The revised bill coming from Senator Chris Dodd (D-Conn.) still includes public option and employer mandates. In addition on Fox News Sunday yesterday House Majority Leader Steny Hoyer (D-MD) insisted “We think there’s going to be a public option. Yes, we think we need that.”
According to a New York Times/CBS News poll from late last month shows that
* 63 percent of Americans were concerned that their own health care would get worse under a government-run system of health care;
* 68 percent believed a government-run system would limit their access to treatments and quality care; and
* 53 percent were concerned they would have to give up their own doctor under a government-run system.
Senate Minority Leader Mitch McConnell just spoke on the issue on the Senate floor:
“A government-run plan would force millions of Americans to give up the care they currently have and replace it with a system in which care is denied, delayed, and rationed. Instead of increasing access and quality, it could limit access and options. It could lead us into deeper debt and millions could well remain uninsured. Americans are skeptical about all of this. They don’t want to be forced to exchange the coverage they have for a government system they don’t particularly want. And some of the advocates of a government plan are beginning to sense this growing public opposition to their proposal. But, rather than make their case on the merits, they’re basing their arguments on the urgency of the moment. We keep hearing that time is running out, that the clock on reform is about to expire, that the entire health care system and the whole economy will soon collapse without this particular reform. Well, we’ve been down this road before. . .
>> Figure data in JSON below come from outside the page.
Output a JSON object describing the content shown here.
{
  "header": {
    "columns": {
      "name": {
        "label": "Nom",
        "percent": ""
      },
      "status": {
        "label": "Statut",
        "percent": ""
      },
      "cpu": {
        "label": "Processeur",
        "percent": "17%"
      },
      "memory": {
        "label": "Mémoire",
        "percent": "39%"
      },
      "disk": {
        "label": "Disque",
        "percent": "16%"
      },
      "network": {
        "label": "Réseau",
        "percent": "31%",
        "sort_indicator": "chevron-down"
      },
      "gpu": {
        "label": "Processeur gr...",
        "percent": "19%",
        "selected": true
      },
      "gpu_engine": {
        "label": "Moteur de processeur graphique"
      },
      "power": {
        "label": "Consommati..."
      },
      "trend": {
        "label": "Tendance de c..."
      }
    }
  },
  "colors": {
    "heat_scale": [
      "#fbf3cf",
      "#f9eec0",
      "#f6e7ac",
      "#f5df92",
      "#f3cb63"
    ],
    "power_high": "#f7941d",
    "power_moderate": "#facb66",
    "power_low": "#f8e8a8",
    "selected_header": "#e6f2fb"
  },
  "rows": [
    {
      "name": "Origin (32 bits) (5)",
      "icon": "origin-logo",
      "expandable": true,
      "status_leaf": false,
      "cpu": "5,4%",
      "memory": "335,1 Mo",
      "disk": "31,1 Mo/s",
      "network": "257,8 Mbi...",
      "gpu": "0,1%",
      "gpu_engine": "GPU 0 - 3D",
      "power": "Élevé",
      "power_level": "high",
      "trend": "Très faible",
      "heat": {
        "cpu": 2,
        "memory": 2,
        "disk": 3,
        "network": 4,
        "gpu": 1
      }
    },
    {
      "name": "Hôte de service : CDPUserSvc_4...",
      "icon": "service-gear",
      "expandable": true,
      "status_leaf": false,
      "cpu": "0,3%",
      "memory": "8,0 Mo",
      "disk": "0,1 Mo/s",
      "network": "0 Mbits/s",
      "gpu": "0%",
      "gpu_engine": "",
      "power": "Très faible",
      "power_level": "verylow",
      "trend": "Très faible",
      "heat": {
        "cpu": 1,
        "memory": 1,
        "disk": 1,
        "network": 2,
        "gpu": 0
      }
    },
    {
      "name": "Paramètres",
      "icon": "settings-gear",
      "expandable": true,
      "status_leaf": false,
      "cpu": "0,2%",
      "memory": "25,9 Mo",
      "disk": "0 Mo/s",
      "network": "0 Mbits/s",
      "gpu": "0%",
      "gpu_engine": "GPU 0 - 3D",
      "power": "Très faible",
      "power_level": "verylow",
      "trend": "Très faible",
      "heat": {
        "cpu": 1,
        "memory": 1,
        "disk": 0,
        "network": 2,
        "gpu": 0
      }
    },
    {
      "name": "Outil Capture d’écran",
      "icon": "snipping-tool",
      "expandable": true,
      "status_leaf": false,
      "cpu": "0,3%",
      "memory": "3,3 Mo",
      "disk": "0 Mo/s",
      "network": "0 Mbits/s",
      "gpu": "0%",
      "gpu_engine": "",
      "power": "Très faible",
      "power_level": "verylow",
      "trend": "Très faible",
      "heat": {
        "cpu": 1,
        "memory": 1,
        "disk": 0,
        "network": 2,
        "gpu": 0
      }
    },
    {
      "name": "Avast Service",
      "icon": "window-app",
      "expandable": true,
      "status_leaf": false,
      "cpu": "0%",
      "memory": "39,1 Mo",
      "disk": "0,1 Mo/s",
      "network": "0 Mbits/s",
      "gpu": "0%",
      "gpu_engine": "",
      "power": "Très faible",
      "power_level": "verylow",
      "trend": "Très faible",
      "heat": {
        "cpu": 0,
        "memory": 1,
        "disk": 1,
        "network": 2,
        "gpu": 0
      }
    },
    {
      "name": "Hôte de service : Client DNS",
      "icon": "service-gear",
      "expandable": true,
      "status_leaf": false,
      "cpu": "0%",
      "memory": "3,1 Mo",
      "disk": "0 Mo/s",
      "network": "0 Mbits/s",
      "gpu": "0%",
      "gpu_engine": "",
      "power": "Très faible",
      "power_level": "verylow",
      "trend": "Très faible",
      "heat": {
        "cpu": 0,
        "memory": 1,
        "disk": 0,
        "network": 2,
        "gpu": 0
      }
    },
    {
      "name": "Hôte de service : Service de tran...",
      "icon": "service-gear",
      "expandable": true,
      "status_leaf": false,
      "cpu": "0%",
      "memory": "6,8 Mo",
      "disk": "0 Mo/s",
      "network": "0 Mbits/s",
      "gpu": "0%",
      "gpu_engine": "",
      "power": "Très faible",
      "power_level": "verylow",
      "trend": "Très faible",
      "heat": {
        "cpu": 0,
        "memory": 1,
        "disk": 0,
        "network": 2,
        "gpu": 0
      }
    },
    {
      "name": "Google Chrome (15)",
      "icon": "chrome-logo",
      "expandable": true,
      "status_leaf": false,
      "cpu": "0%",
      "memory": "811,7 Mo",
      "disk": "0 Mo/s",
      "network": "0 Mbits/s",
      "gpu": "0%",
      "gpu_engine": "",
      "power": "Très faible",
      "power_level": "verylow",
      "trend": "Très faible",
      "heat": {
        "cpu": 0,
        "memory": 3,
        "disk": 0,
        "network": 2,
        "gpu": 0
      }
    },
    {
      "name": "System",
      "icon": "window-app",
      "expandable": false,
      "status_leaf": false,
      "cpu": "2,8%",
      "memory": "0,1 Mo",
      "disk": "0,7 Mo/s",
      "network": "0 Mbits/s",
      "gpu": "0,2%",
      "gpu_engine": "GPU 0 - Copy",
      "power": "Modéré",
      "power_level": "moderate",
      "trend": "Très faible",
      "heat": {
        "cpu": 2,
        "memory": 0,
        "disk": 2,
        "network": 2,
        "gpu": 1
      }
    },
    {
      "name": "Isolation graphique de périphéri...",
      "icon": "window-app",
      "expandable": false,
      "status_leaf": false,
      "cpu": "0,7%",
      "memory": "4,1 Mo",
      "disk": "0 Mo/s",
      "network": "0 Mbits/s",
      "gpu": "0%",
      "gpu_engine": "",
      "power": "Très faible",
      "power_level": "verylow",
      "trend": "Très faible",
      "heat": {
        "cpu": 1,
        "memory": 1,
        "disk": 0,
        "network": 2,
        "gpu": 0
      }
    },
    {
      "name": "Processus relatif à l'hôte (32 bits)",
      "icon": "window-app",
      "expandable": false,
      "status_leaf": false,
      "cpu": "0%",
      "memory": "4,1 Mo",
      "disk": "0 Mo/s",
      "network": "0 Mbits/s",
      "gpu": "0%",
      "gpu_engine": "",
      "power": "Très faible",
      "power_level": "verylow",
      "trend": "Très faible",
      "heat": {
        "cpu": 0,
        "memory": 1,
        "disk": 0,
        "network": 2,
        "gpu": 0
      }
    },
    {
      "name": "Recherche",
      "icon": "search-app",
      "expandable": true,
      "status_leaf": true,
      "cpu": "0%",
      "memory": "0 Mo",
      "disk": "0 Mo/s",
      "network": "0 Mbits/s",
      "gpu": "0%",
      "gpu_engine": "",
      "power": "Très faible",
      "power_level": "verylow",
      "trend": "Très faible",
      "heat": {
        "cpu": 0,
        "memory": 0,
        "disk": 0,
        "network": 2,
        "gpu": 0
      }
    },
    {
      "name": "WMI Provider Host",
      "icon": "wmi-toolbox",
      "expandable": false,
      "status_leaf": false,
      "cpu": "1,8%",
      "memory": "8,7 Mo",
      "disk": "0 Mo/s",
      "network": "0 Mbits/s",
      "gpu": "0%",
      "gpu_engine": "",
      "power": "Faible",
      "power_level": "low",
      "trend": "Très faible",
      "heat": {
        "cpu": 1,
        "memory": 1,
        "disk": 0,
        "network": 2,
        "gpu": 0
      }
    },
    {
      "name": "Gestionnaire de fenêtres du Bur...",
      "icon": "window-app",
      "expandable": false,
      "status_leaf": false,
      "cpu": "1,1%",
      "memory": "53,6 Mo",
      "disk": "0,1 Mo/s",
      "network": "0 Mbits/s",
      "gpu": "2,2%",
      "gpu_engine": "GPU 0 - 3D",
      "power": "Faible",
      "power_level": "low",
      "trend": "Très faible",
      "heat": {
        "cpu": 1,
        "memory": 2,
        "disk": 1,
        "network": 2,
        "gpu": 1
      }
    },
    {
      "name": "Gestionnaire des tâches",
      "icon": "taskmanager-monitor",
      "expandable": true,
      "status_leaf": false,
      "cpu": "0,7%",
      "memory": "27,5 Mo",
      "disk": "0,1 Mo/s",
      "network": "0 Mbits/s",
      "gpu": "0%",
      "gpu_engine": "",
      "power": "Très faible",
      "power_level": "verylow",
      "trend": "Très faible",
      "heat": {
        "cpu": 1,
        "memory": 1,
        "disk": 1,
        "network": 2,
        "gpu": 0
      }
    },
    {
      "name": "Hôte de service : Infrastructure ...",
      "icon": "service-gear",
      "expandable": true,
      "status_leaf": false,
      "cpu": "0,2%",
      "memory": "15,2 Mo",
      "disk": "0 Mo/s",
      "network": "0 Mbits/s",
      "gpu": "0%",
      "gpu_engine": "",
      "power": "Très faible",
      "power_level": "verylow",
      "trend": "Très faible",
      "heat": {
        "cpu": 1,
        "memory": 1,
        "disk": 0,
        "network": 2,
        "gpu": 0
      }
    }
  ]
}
Earlier this year we heard the same dire warnings about the stimulus. If Congress didn’t pass the stimulus, we were told, unemployment would continue to rise and the economy would continue to falter. We didn’t just have to pass it. We had to pass it right away. And the results are now coming in. Higher unemployment, soaring job losses, higher debt, huge deficits and growing fears about inflation. Many of us saw this coming. That’s why we proposed an alternative stimulus that wouldn’t add $1 trillion to the debt and would have gotten to the root cause of our economic problem, which is housing. And that’s why in the debate over health care, Republicans are proposing reforms that would make health care more accessible and less expensive, without destroying what people like about our health care system and without sending the nation deeper and deeper into debt.”